Дневник одного плавания - Сергей Петрович Воробьев
Под утро этот рецидивист, отсидевшись в укромном месте и выбрав момент, десантировался теперь уже на другой глаз и бесцеремонно проколол своей шпагой моё левое веко. После этого я больше его не видел. Выполнив свою миссию, он исчез так же незаметно, как и появился. Два дня подряд я ходил с чесоткой в глазах и с самыми неприятными ощущениями от подлых и утончённых укусов комара-стервятника из Северной Африки.
– Самое главное, – заметил капитан, как бы успокаивая меня, – чтобы комар этот не нёс в себе какой-нибудь местной заразы. – У здешнего населения к ним выработался свой иммунитет, а у нас, увы, его нет. Моего знакомого капитана, как-то в Африке, а конкретно – в Мавритании, тоже укусил маленький такой комарик. Так оказалось, он внёс в кровь какие-то жуткие личинки, которые размножаются быстрее, чем кролики. Но размножаются не сразу. Инкубационный период у этих тварей до 10 лет. Поэтому мой капитан 10 лет ходил, ни о чём не подозревая. А на 11-й год его стало раздувать, как полковой барабан. Когда он садился в поезд Рига – Москва (его направили в Московский Институт Тропических заболеваний – есть такой), то он не мог пройти в дверь пульмановского вагона и пришлось ему ехать в почтовом, где двери, слава Богу, намного шире.
– Вылечили? – спросил я.
– Вот этого я не знаю, – честно признался капитан. – Но ты не переживай, здесь же не Мавритания, а Тунис…
– Спасибо – успокоил.
– Во всяком случае, от тропической лихорадки, – продолжил капитан, – у меня средство есть – чистый шотландский виски. Англичане в период колонизации Индии и прилегающих к ней территорий пользовались им неукоснительно. Это уже проверено временем. Ещё никто, употребляющий этот напиток, не заболел малярией.
– А водка или коньяк не подходит? – поинтересовался я.
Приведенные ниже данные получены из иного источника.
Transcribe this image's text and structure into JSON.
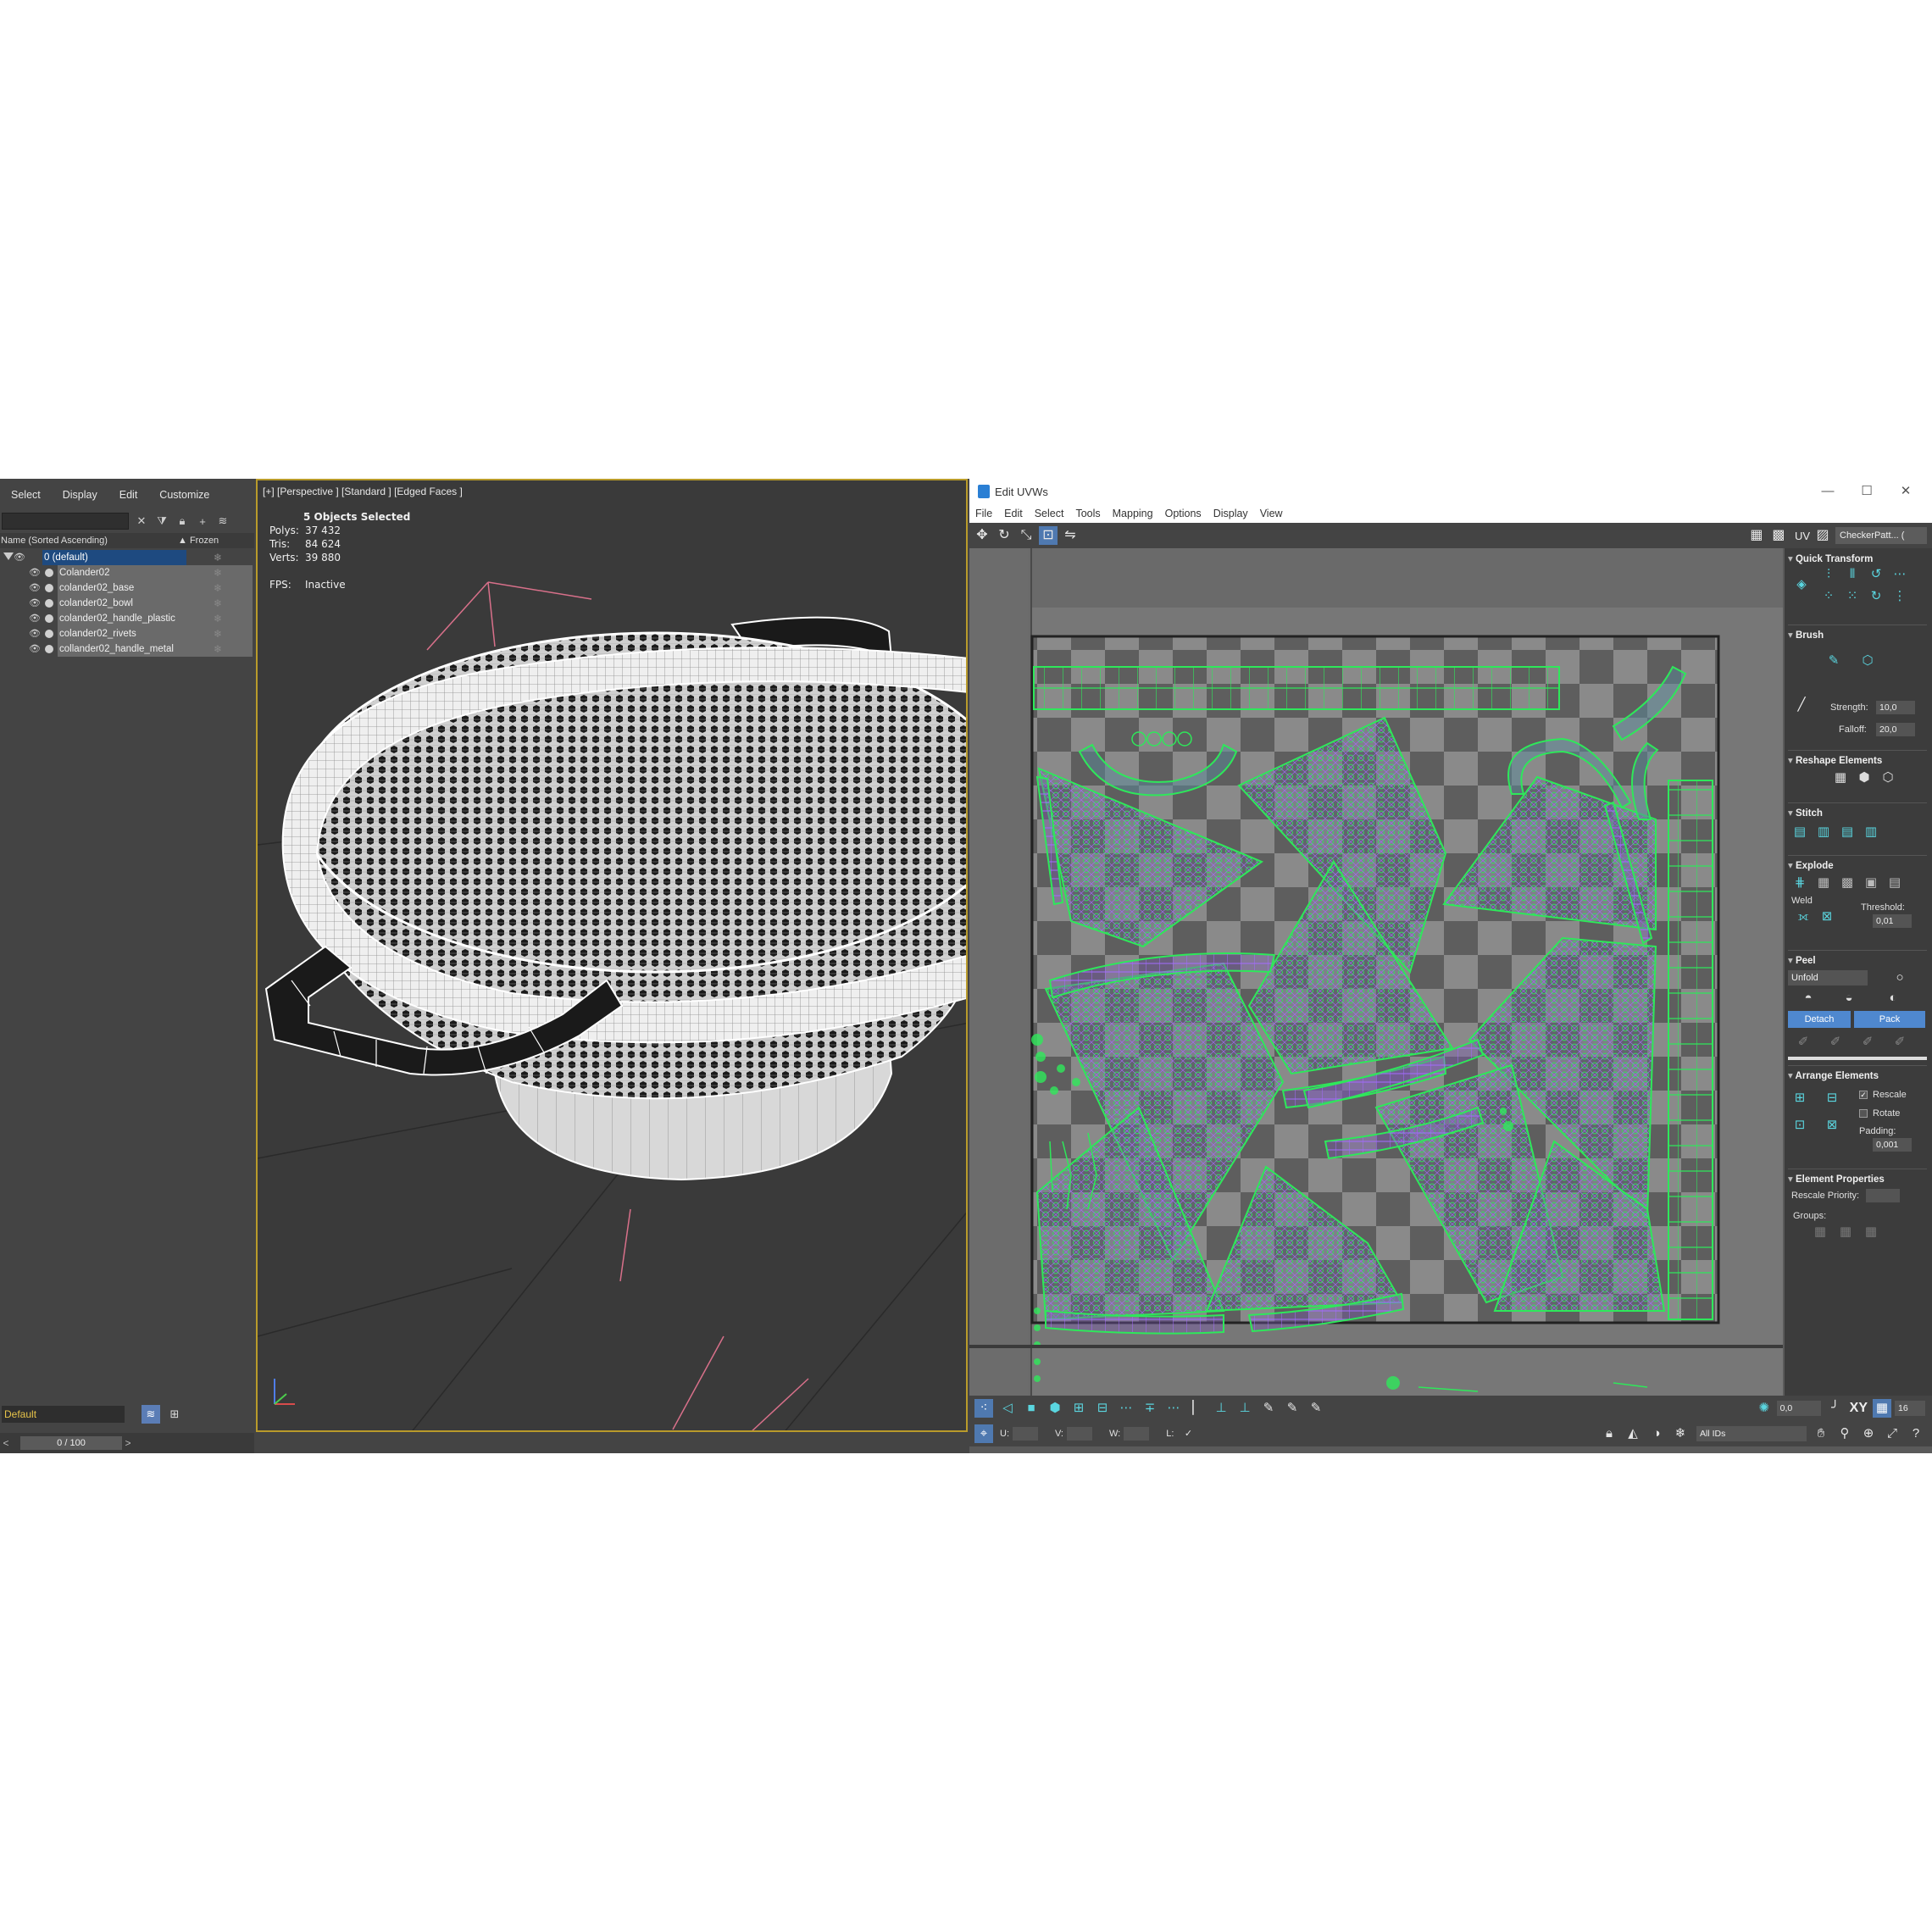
{
  "explorer": {
    "menu": [
      "Select",
      "Display",
      "Edit",
      "Customize"
    ],
    "col_name": "Name (Sorted Ascending)",
    "col_frozen": "▲ Frozen",
    "layer": "0 (default)",
    "objects": [
      "Colander02",
      "colander02_base",
      "colander02_bowl",
      "colander02_handle_plastic",
      "colander02_rivets",
      "collander02_handle_metal"
    ],
    "layer_field": "Default",
    "frame": "0 / 100",
    "prev": "<",
    "next": ">"
  },
  "viewport": {
    "label": "[+] [Perspective ] [Standard ] [Edged Faces ]",
    "selected": "5 Objects Selected",
    "polys_label": "Polys:",
    "polys": "37 432",
    "tris_label": "Tris:",
    "tris": "84 624",
    "verts_label": "Verts:",
    "verts": "39 880",
    "fps_label": "FPS:",
    "fps": "Inactive"
  },
  "uv": {
    "title": "Edit UVWs",
    "window_buttons": [
      "—",
      "☐",
      "✕"
    ],
    "menu": [
      "File",
      "Edit",
      "Select",
      "Tools",
      "Mapping",
      "Options",
      "Display",
      "View"
    ],
    "uv_label": "UV",
    "texture_combo": "CheckerPatt... ( Checker )",
    "panel": {
      "quick_transform": "Quick Transform",
      "brush": "Brush",
      "strength_label": "Strength:",
      "strength": "10,0",
      "falloff_label": "Falloff:",
      "falloff": "20,0",
      "reshape": "Reshape Elements",
      "stitch": "Stitch",
      "explode": "Explode",
      "weld": "Weld",
      "threshold_label": "Threshold:",
      "threshold": "0,01",
      "peel": "Peel",
      "unfold": "Unfold",
      "detach": "Detach",
      "pack": "Pack",
      "arrange": "Arrange Elements",
      "rescale": "Rescale",
      "rotate": "Rotate",
      "padding_label": "Padding:",
      "padding": "0,001",
      "element_props": "Element Properties",
      "rescale_priority": "Rescale Priority:",
      "groups": "Groups:"
    },
    "bottom": {
      "spin_value": "0,0",
      "xy": "XY",
      "grid_value": "16",
      "u_label": "U:",
      "v_label": "V:",
      "w_label": "W:",
      "l_label": "L:",
      "ids": "All IDs"
    }
  },
  "colors": {
    "accent": "#4f79b0",
    "viewport_border": "#b99b2b",
    "uv_green": "#2ee85a",
    "uv_purple": "#a36bff",
    "icon_cyan": "#5ad6e0"
  }
}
– Нет! Исключительно виски шотландского производства. Они его делают особо: из пророщенного ячменя с двумя-тремя возгонками. Далее полученный спирт разбавляют ключевой водой до нужного градуса и не менее трёх лет хранят в дубовых бочках, в которых до этого хранился херес. Для более дешёвых сортов бочки изнутри обжигают, что придаёт напитку и деликатный вкус, и позволяет заодно абсорбировать оставшиеся эфирные масла. Короче, малярийный комар, по всей видимости, не любит всего этого, и его личинки не выдерживают присутствия шотландского виски в крови человека и гибнут. В худшем случае они снижают свою активность в несколько раз, и малярия, которая может привести обычного человека к летальному исходу, проходит легко, как насморк. Вот так! Выпей для профилактики.
Я не отказался, поскольку капитанова лекция произвела на меня впечатление.
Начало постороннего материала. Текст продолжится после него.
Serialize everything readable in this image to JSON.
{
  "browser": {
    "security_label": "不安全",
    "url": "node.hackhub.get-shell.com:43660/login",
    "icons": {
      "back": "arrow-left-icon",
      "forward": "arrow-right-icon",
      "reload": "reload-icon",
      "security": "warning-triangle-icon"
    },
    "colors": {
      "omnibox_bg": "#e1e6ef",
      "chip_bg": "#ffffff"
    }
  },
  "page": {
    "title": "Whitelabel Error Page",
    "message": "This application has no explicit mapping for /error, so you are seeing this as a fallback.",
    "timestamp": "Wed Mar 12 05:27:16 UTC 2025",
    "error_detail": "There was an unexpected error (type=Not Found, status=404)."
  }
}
– Раз начал курс, теперь каждый день перед обедом заходи. Здесь самое главное – непрерывность лечения.
– А сколько ж лечиться? – полюбопытствовал я.
– Гарантированный курс – десять дней после укуса, без пропусков. Здесь нужно поддерживать постоянный баланс в крови, иначе всё лечение пойдёт насмарку. Был случай, когда один наш СРТ (средний рыболовный траулер) промышлял в районе Мадагаскара. Район считается малярийным. Там капитан сумел сэкономить на продуктах и заказал на берегу партию шотландского виски. Для всего экипажа. Так среди них оказался один непьющий. Случается такое. В середине рейса именно он – один единственный! – схватил малярию. Пришлось его эвакуировать спецрейсом на родину. Хорошо, вовремя спохватились. Еле откачали бедолагу. А остальным членам хоть бы хны, – даже намёка на лихорадку не было. Вот что значит шотландский виски в умеренных дозах.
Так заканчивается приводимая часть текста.